25 de abril de 2007

Alice

O coelho já estava sangrando quando Alice passou pela rua. Agachou-se.
- O que houve? - Alice perguntou, amparando a cabeça do coelho com a mão esquerda, os olhos cheios de lágrimas.
- Um motoqueiro e me baleou. Já passou um monte de gente por aqui e ninguém me atendeu. Só você parou - falou, agonizante, o coelho.
- Meu Deus, ninguém parou?
- Ninguém. País das Maravilhas uma ova. Desde que aquela rainha maldita assumiu o poder, as coisas só pioram.
- Não fale, não fale. Você vai piorar.
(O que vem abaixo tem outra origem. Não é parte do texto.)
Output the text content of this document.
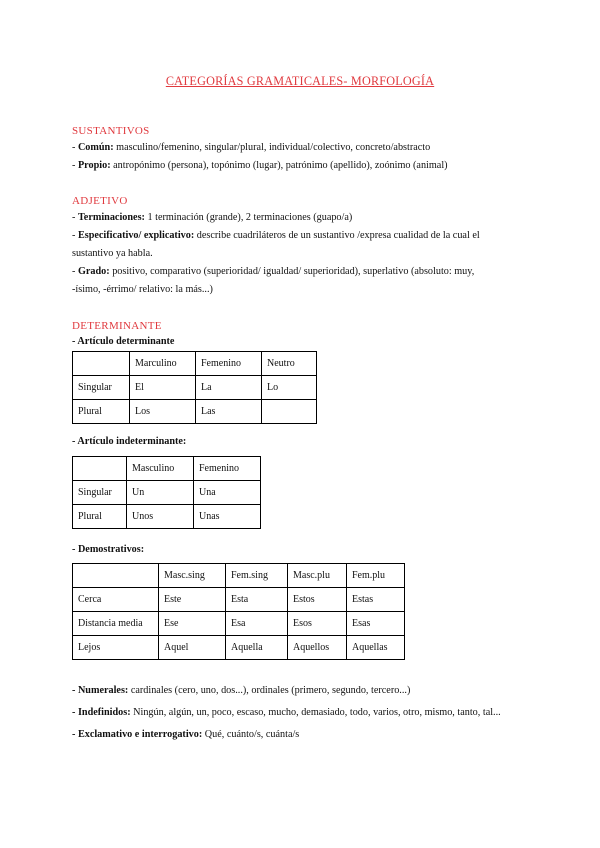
CATEGORÍAS GRAMATICALES- MORFOLOGÍA
SUSTANTIVOS
- Común: masculino/femenino, singular/plural, individual/colectivo, concreto/abstracto
- Propio: antropónimo (persona), topónimo (lugar), patrónimo (apellido), zoónimo (animal)
ADJETIVO
- Terminaciones: 1 terminación (grande), 2 terminaciones (guapo/a)
- Especificativo/ explicativo: describe cuadriláteros de un sustantivo /expresa cualidad de la cual el sustantivo ya habla.
- Grado: positivo, comparativo (superioridad/ igualdad/ superioridad), superlativo (absoluto: muy, -ísimo, -érrimo/ relativo: la más...)
DETERMINANTE
- Artículo determinante
	Marculino	Femenino	Neutro
Singular	El	La	Lo
Plural	Los	Las	
- Artículo indeterminante:
	Masculino	Femenino
Singular	Un	Una
Plural	Unos	Unas
- Demostrativos:
	Masc.sing	Fem.sing	Masc.plu	Fem.plu
Cerca	Este	Esta	Estos	Estas
Distancia media	Ese	Esa	Esos	Esas
Lejos	Aquel	Aquella	Aquellos	Aquellas
- Numerales: cardinales (cero, uno, dos...), ordinales (primero, segundo, tercero...)
- Indefinidos: Ningún, algún, un, poco, escaso, mucho, demasiado, todo, varios, otro, mismo, tanto, tal...
- Exclamativo e interrogativo: Qué, cuánto/s, cuánta/s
Uma ambulância, por favor! - Alice gritou, sem resultado.
- Ninguém liga para um coelho. Maldita a hora em que desafiei o Chapeleiro Maluco. O cara manda nas bocas de chá por aqui.
- Meu Deus, você trabalhar pro Chapeleiro Maluco? - horrorizou-se Alice, seus dedos de classe média largando rapidamente o coelho ferido.
- Não, moça. Eu sou de outra facção. A gente tava tentando tomar uma das bocas dele, no morro do Ás de Paus. Aí deu essa merda braba. É por isso que eu vou morrer.
- Meu Deus, e a rainha não faz nada? Os traficantes de chá se matando nas ruas e ninguém faz nada?
- Liga não, moça - diz o coelho, tossindo uma bola de sangue - É assim mesmo. Na hora que a violência bate na porta, as meninas riquinhas que nem você se apavoram. Mas depois de umas passeatas, umas palestras e umas prisões, todo mundo se esquece do problema.
- Eu não sou ass...
- Claro que não - interrompe o coelho, condescendente.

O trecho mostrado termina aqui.